Definition of Social Entrepreneurship
Social entrepreneurship is a new and evolving concept. It refers to a a specific corporate and business model that intends to yield social and charitable benefits besides pursuing the maximization of profits.
Breaking Down Social Entrepreneurship
There are many discussions and theories around this term. While some regard as social entrepreneurs owners of for-profit companies as well as CEOs of charities and nonprofit, others strongly disagree. The latter, on the other hand, firmly believe that the very meaning of S.E. is more related to a for profit and corporation dimension. That is, it’s a concept that defines the mission of those companies that provide innovative and useful goods or services with a social value. Moreover, such a business usually relies on a modern and revolutionary organizational model that nourished and cherishes values such as employee engagement, environment, community. Moreover, it develops a sustainable production processes and methodology meant to reduce emissions, waste etc.
An example that illustrate this abstract concept could be a company that produce solar panels. They meet all the requirements of a social business:
- The status of a for-profit company
- Substantial capital investment in R&D for the development of new technologies
- A productive process that minimize costs, waste, pollution
- A whole new supply chain management
- A core business that relies on the capitalism concept of “commercial exchange”

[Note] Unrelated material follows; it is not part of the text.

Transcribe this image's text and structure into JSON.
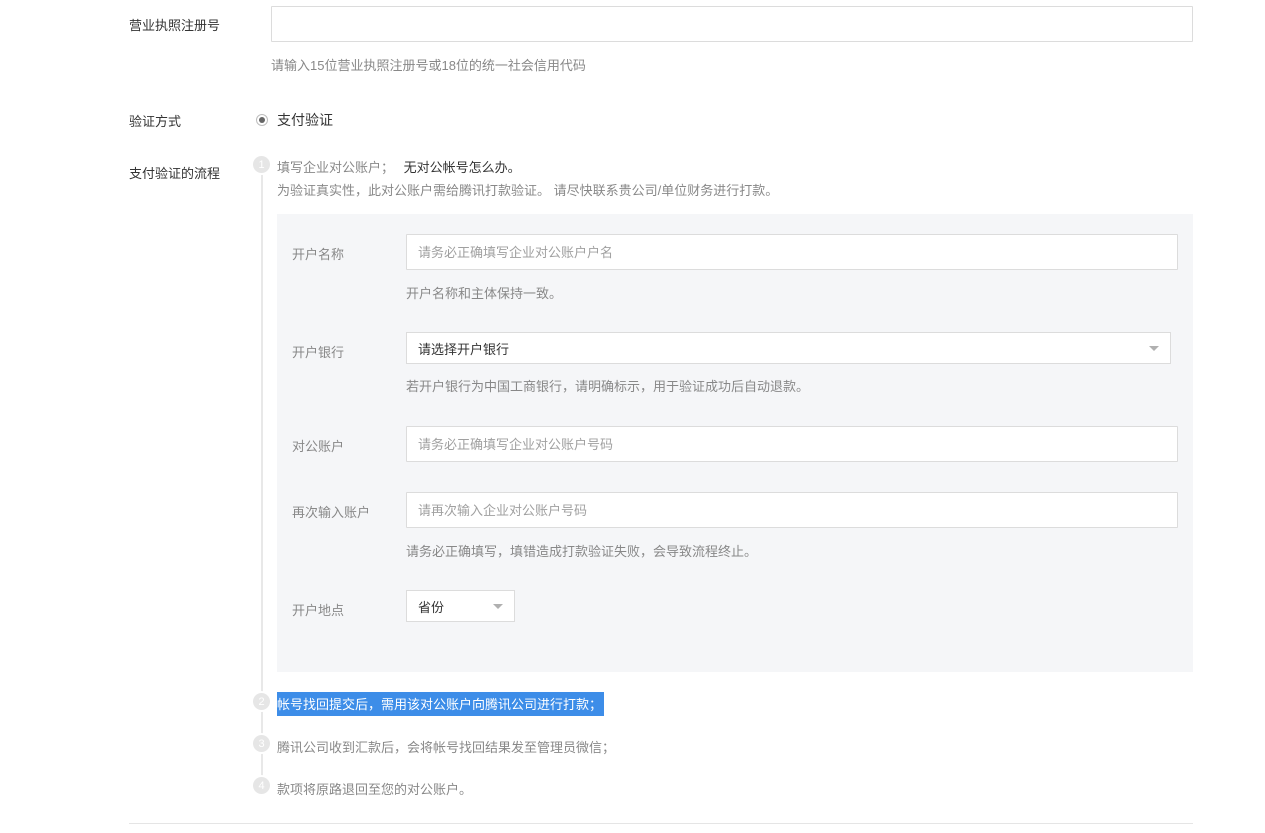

- A core business that focuses on delivering a social and beneficial impact
Advantages and Disadvantages of Social Businesses
Social entrepreneurs usually develop innovative goods and processes that can benefit the community. Therefore, this bring about a sort of blend between profit maximization and social welfare.
There are may advantages coming from embarking in this market. First, you can generate and supply a large demand for a brand new product that doesn’t suffer from competitive ties. Secondly, developing innovative strategies and processes that minimizes waste and costs can allow you to aim at a long-term sustainability that many other for-profit companies will barely achieve.
However, it’s still a sector that strive to emerge and stand out. The reason is mainly finacial: shareholders and investors are indeed reluctant to give up on high dividends and market value growth (in the short-term) for the pursuit of ROS (return on SOCIETY). That is, this kind of companies usually have a hard time finding capitals to start their business.
Strictly related to the issue aforementioned is the phenomenon of ethical investment. More and more investors nowadays feels the need to deliver an impact with their money. That is, they are willing to invest in companies that perhaps offer an above-average return but a high return on society.
This financial operations doesn’t represent the norm yet, but rather the exception, due to the demand of short-term, easy and fast capital gain and a culture and tradition of speculation. Nevertheless, we are veering to an era where this practice will grow as more ordinary.
In summarize, while still subject to intense debate, the rise of social entrepreneurship doesn’t seem to stop any soon. Analyst and industry expert seems to place more importance on the topic. Moreover, stakeholders nowadays regard as urgent and pressing the question concerning CSR. Companies that show a genuine interest and commitment to social causes will outperform those who don’t. In the long term, they will attract investors and gain competitive advantage and sustainability.